The company is preparing to take more steps in its NoSQL database journey by making investments to eventually support additional data models, including graph data structures and a time-series library, Hensarling says.
“We’re going to be releasing some other things this year, around that…so supporting a time-series library,” he says. “We’re on the path and started investing resources in graph, and we have customers who are running graph at a scale that’s beyond what the other graph players are doing.”
Version 6 also delivers an enhancement to the secondary indexes. With this release, the performance of secondary indexes is just as fast as the primary indexes, Hensarling says.
“We really revamped our secondary indexes,” he says. “Trying to do secondary indexes scale efficiently and to have the same linearity in scale that we have with our primary index and key-value type model–we’ve been able to achieve that. So we can have secondary indexes on very large data sets and handle the very high throughput that we’re known for, and doing queries with those secondary indexes.”
Aerospike currently supports indexing the JSON documents, and in the next release, the company will support indexing down into the document “at any level,” Hensarling says.
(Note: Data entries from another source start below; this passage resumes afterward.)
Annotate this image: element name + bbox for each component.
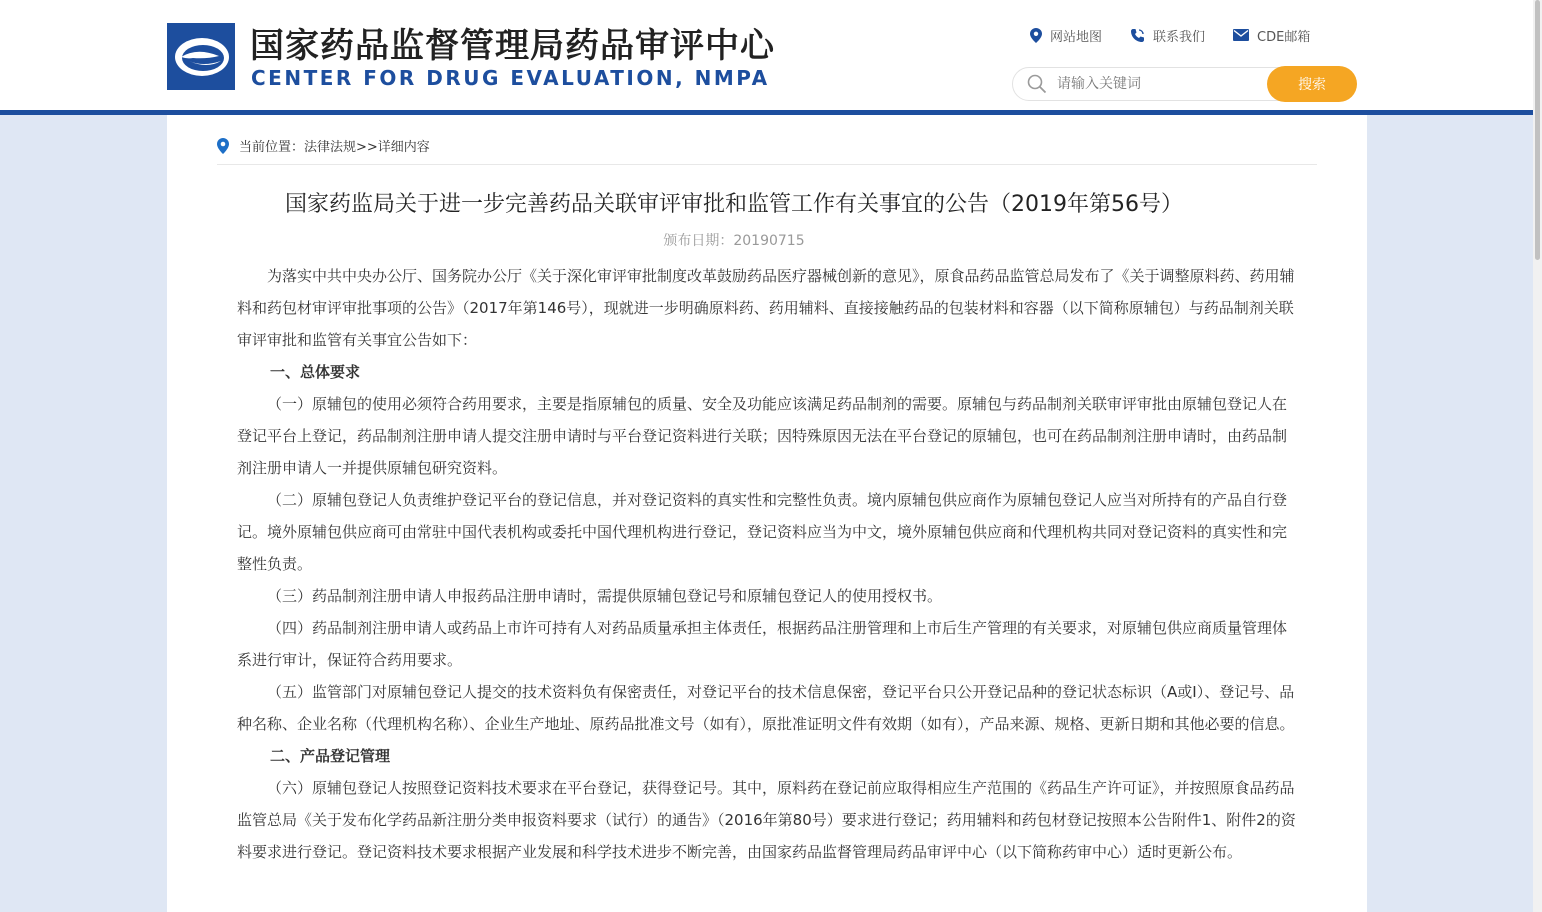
article-paragraph-4: （四）药品制剂注册申请人或药品上市许可持有人对药品质量承担主体责任，根据药品注册管理和上市后生产管理的有关要求，对原辅包供应商质量管理体系进行审计，保证符合药用要求。	[237, 619, 1288, 669]
mail-icon	[1233, 29, 1249, 41]
search-input[interactable]	[1057, 76, 1257, 92]
search-button[interactable]: 搜索	[1267, 66, 1357, 102]
site-title-english: CENTER FOR DRUG EVALUATION, NMPA	[251, 66, 770, 90]
article-paragraph-1: （一）原辅包的使用必须符合药用要求，主要是指原辅包的质量、安全及功能应该满足药品制剂的需要。原辅包与药品制剂关联审评审批由原辅包登记人在登记平台上登记，药品制剂注册申请人提交注册申请时与平台登记资料进行关联；因特殊原因无法在平台登记的原辅包，也可在药品制剂注册申请时，由药品制剂注册申请人一并提供原辅包研究资料。	[237, 395, 1288, 477]
article-paragraph-5: （五）监管部门对原辅包登记人提交的技术资料负有保密责任，对登记平台的技术信息保密，登记平台只公开登记品种的登记状态标识（A或I）、登记号、品种名称、企业名称（代理机构名称）、企业生产地址、原药品批准文号（如有），原批准证明文件有效期（如有），产品来源、规格、更新日期和其他必要的信息。	[237, 683, 1295, 733]
article-container	[167, 115, 1367, 912]
search-box	[1012, 67, 1282, 101]
phone-icon	[1130, 28, 1145, 43]
section-heading-registration: 二、产品登记管理	[270, 747, 391, 765]
section-heading-general: 一、总体要求	[270, 363, 361, 381]
site-logo[interactable]	[167, 23, 235, 90]
site-title-chinese: 国家药品监督管理局药品审评中心	[250, 26, 775, 66]
site-header	[0, 0, 1533, 110]
scrollbar-thumb[interactable]	[1535, 0, 1540, 260]
contact-us-label: 联系我们	[1153, 29, 1206, 45]
article-body	[237, 260, 1297, 868]
article-paragraph-6: （六）原辅包登记人按照登记资料技术要求在平台登记，获得登记号。其中，原料药在登记前应取得相应生产范围的《药品生产许可证》，并按照原食品药品监管总局《关于发布化学药品新注册分类申报资料要求（试行）的通告》（2016年第80号）要求进行登记；药用辅料和药包材登记按照本公告附件1、附件2的资料要求进行登记。登记资料技术要求根据产业发展和科学技术进步不断完善，由国家药品监督管理局药品审评中心（以下简称药审中心）适时更新公布。	[237, 779, 1296, 861]
logo-emblem-icon	[167, 23, 235, 90]
cde-mail-label: CDE邮箱	[1257, 29, 1311, 45]
publish-date: 颁布日期：20190715	[663, 233, 805, 249]
contact-us-link[interactable]	[1130, 25, 1205, 45]
site-map-link[interactable]	[1030, 25, 1102, 45]
article-intro-paragraph: 为落实中共中央办公厅、国务院办公厅《关于深化审评审批制度改革鼓励药品医疗器械创新的意见》，原食品药品监管总局发布了《关于调整原料药、药用辅料和药包材审评审批事项的公告》（2017年第146号），现就进一步明确原料药、药用辅料、直接接触药品的包装材料和容器（以下简称原辅包）与药品制剂关联审评审批和监管有关事宜公告如下：	[237, 267, 1295, 349]
site-map-label: 网站地图	[1050, 29, 1103, 45]
search-icon	[1027, 74, 1047, 94]
article-title: 国家药监局关于进一步完善药品关联审评审批和监管工作有关事宜的公告（2019年第56号）	[285, 192, 1183, 217]
top-links	[1030, 25, 1338, 45]
breadcrumb	[217, 135, 1317, 165]
location-pin-icon	[217, 138, 229, 154]
article-paragraph-3: （三）药品制剂注册申请人申报药品注册申请时，需提供原辅包登记号和原辅包登记人的使用授权书。	[267, 587, 943, 605]
breadcrumb-text[interactable]: 当前位置：法律法规>>详细内容	[239, 140, 430, 155]
map-pin-icon	[1030, 28, 1042, 43]
cde-mail-link[interactable]	[1233, 25, 1310, 45]
article-paragraph-2: （二）原辅包登记人负责维护登记平台的登记信息，并对登记资料的真实性和完整性负责。境内原辅包供应商作为原辅包登记人应当对所持有的产品自行登记。境外原辅包供应商可由常驻中国代表机构或委托中国代理机构进行登记，登记资料应当为中文，境外原辅包供应商和代理机构共同对登记资料的真实性和完整性负责。	[237, 491, 1288, 573]
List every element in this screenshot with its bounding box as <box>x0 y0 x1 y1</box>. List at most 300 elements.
Aerospike is positioning its database to be a vehicle for managing not just the static data that companies want to store, but also managing the needs of customers with lots of real-time data flows. Hensarling says the enhancements added to the database over the past few years–including cross data center replication and synchronous multi-site clustering–have bolstered customers’ ability to get data where it needs to be.
With the addition of JSON data types and time-series and graph in the future, it’s looking to build on those capabilities to expand what customers can do with real-time data, including machine learning and analytics, Hensarling says.
“It is not just data that’s static, it’s handling that data as it happens and routing it to where it needs to go and being able to match data that comes in,” he says. “You’re essentially appending, appending, appending and then you get a pattern, and you say I want check that pattern, and you can match it against patterns that might be months of data, whereas in the past, because of that transaction time to pull that much data, you have mashed against weeks of data.”
In addition to serving as the primary transaction processing engine, Aerospike is also serving as the source or sink for data moving across message queues like Apache Kafka, Kinesis, and Pub/Sub. It has Apache Spark connections for processing the data using Spark SQL or Spark Streaming. And it’s also increasingly serving as a feature store for machine learning applications that data scientists want to keep updated with the freshest real-world data. It’s doing this in data center and at the edge.
“Databases used to be static. We used to have massive amounts of data that were static, we do a bunch of analysis and tell you what happened,” says Hensarling, who previously managed the JD Edwards EnterpriseOne ERP business for Oracle. “And now we’re actually watching data as it comes in, matching it against massive amounts of data and routing it to other places for machine learning, for different purposes and doing all of that as data occurs. And that’s a big change, because your context of the world is up to date, literally within seconds to milliseconds.”